The sudden pivot, which starts Wednesday when classes resume after the winter break, has frustrated many and amplified calls for the province to do more to ensure schools reopen safely.
“We had hoped that we would get to Jan. 5 and that we would be able to keep schools open for kids. Clearly, it is not safe to do so and it’s not prudent to do so right now,” said Cathy Abraham, president of the Ontario Public School Boards’ Association.
However, “We’ve got two weeks to do something,” she said. “We are hoping the government will take those two weeks and not spare a penny” — as Premier Doug Ford promised when speaking from Queen’s Park on Monday — and get N95 masks into schools, include teachers in the now-limited PCR testing regulations and add the COVID vaccine to the list of mandatory shots for students.
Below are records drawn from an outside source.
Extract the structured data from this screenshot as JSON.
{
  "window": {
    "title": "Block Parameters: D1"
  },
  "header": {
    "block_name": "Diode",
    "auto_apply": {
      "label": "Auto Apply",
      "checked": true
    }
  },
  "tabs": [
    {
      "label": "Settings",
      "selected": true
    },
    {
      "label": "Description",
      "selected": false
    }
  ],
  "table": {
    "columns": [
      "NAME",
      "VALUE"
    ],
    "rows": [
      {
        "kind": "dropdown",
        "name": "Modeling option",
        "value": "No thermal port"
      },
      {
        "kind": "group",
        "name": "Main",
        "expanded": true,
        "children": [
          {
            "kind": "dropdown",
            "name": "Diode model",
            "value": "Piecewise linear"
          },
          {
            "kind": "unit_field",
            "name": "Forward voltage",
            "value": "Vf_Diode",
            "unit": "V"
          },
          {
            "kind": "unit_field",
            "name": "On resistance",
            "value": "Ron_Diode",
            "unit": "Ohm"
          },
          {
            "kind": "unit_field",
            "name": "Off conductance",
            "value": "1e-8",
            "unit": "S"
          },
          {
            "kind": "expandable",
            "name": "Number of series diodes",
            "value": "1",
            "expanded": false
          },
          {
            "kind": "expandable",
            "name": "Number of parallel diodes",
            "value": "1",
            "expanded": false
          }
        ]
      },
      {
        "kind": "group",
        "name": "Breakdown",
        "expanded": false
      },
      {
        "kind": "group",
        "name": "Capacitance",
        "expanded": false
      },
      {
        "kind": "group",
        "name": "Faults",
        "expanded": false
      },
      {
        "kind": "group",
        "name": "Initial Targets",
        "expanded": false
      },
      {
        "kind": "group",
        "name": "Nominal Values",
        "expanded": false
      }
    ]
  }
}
The government’s announcement was surprising, particularly since last Thursday Dr. Kieran Moore, the chief medical officer of health, assured Ontarians schools would reopen for in-person learning on Wednesday. But Monday, Ford reversed course, ordering schools to switch to virtual learning until at least Jan. 17.
The move has already prompted one parent-led group Ontario Families Coalition, which has been fighting to keep schools open, to set up a Go Fund Me page to raise money for legal action.
Hamilton mother Jennifer Abbatiello says remote learning does not work for her boys — a nine-year-old son with autism, and a seven-year-old — so she will be pulling them out of virtual class.
“I’m not doing remote with them because that has an impact on their mental health,” said Abbatiello, who says schools “should be deemed essential.”
Abbatiello quit her job during the first lockdown to help her boys with schooling. She recently started working again from home, but “will have to stop given these closures and no extended family to help or other child care means, especially not under such short notice.”
Erin Pieper and her husband are front-line health care workers in hospitals and are now “scrambling” without any child care lined up for their kids, aged 5 and 7. She reached out to the emergency child care in Toronto they previously used, but won’t know until Tuesday if there are spots.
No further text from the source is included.